Why I like it: VW has been on somewhat of a virtuoso streak in the last couple of years, particularly in film. One inspired ad (say for example “The Force”) can be attributed in part to some good luck – after all, if there was a formula we’d all be doing it more often. But when you start seeing multiple great ads like this one, this one, this one, this one, this one or this one…from different agencies, from different countries around the world, and for different models…well then you know that something is going on…perhaps there actually is a formula! More likely it’s a philosophy about creativity that stems from one or two very talented people at the top of VW. I’d like to know more, because whatever it is, it’s working for me! This one above is one more in a line of really good ads. Simple as hell, focused on an interesting benefit that might seem small…but hooks you in (without this nothing else matters!) and leaves you with a warm feeling for the brand, crisply shot and expertly produced (the soundtrack is once again a difference-maker, as is the casting of the dog). Sometimes I fear we over-complicate things: deeply debating the human insight, the broad strategy, the maslow’s pyramid, this paradigm here and that global learning there…ultimately getting so invested in our own brilliance that we then feel it must ALL appear in the 30s ad…when all people want when they get back from work is to sit in front of a couch…not think too hard…and maybe crack a smile. Well done, once again for VW, who clearly gets this and makes it look easy!
Why I like it: Sure, it’s a little “scammy”…but I think it’s well worth sharing because there’s something about it that is pretty unique. It seems like a pretty simple print ad, with a central image paid off by a small tagline in the bottom right. Certainly the image stops you on your tracks, the kinetic motion of the milk coming out of the mouth like vomit is not something I’ve ever seen (in a print ad..), and once you’re hooked you’re drawn in to notice the person, the bleak surroundings…and a question starts building in your mind about what this is all about. Very cool. But what really sets this ad apart is that it’s a sort of “double negative” approach to selling a product: The milk is shown in a negative way (spewing out of someone’s mouth in disgust)…but…this comes from a negative person (whale killer, child exploiter…). So, a negative times a negative equals…a positive!
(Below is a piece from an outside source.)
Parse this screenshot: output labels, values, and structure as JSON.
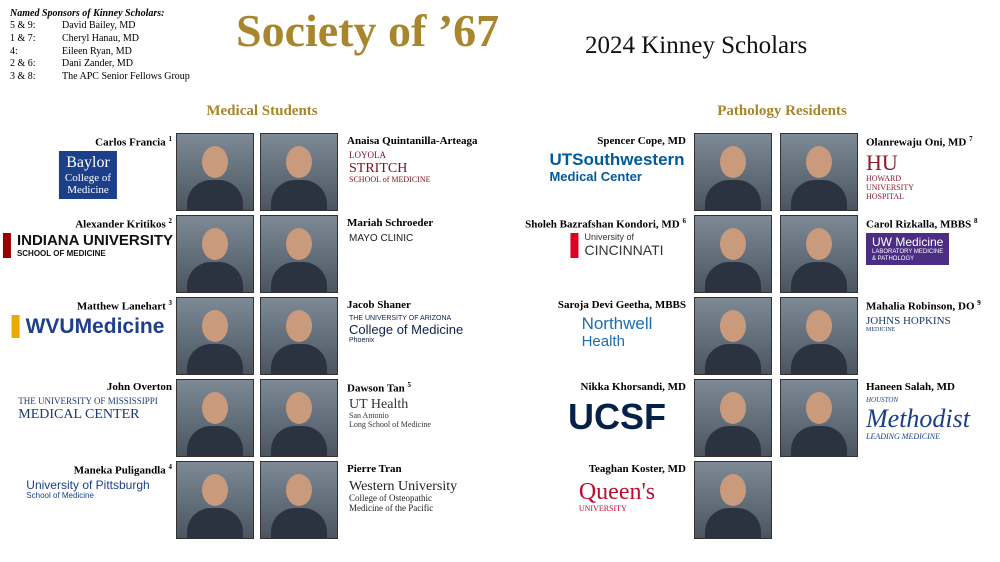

It’s just like math! The tagline helps you understand that this is all actually a good thing…it’s happening because milk is wholesome! The entire logic thing actually clicks in your brain much faster than I just described it, and it’s just intriguing because it’s such a logical contortion…which somehow…works. Wow. Second interesting print ad in a row from the same agency in Cape Town, I want whatever they’re drinking!